Um pioneiro do Legislativo

Único político da primeira safra de deputados distritais na Câmara Legislativa, Wasny de Roure assume a presidência da Casa. Sua prioridade é resolver pendências na questão fundiária de Brasília

Ana Maria Campos - Publicação:23/01/2013 15:17Atualização:23/01/2013 15:24

O novo presidente da Câmara Legislativa, Wasny de Roure (PT), é um dos políticos que fazem parte da história da capital. É o único da primeira safra de distritais que ainda tem mandato na Casa. Na estreia, durante a legislatura de 1991 a 1994, dividiu o plenário com o hoje governador Agnelo Queiroz (PT) e com o vice Tadeu Filippelli (PMDB). Naquela época, foi relator da CPI das Terras Públicas, que apresentou ao DF problemas até hoje pendentes de solução.

Nessa trajetória, Wasny integrou quatro legislaturas na Câmara e exerceu um mandato como deputado federal, além de uma suplência. Economista, foi secretário de Fazenda do governo de Cristovam Buarque, em 1995. Agora, mais de duas décadas depois do primeiro mandato, chegou ao comando do Legislativo, com o apoio do governo.

Um dos mais antigos petistas do DF, Wasny acredita que, na presidência da Câmara, terá um papel fundamental no equilíbrio político, que levará o aliado Agnelo Queiroz à campanha para reeleição. Apesar da postura de parceiro, a ponto de tratar a administração do DF como “nosso governo”, Wasny também faz críticas, como a necessidade de ampliação do número de creches.

 (Fotos: Monique Renne/CB/DA Press)
O senhor esteve na inauguração da Câmara Legislativa e continua na Casa, agora como presidente. Houve avanços nesses 20 anos?

A Câmara cresceu como instituição e ocupou espaço maior. Sofreu também alguns golpes, sobretudo na sua credibilidade, mas estamos num processo de continuidade da construção da imagem da Casa.
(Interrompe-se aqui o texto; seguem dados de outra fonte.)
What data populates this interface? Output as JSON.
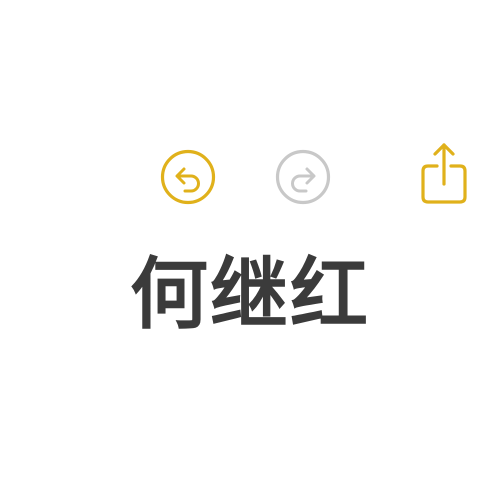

Alguns deputados envolveram-se em escândalos graves, inclusive na Operação Caixa de Pandora. Esse desgaste atinge a credibilidade dos demais políticos do DF?

Não é nova a expressão que o joio se parece com o trigo. O texto bíblico já trata dessa forma. Mas é preciso ter clareza nos detalhes e na caminhada de cada um. Precisamos ter a responsabilidade de analisar quem está cumprindo dignamente o seu papel e reconhecer a importância da Câmara. A maioria dos políticos de Brasília passou pela Casa, o que demonstra como a instituição impulsionou nomes na vida pública. A Câmara também chegou a expulsar alguns deputados e esse desgaste não foi só do Legislativo. Foi também do Ministério Público, do Tribunal de Contas e do Executivo.

A população entende a importância da Câmara Legislativa?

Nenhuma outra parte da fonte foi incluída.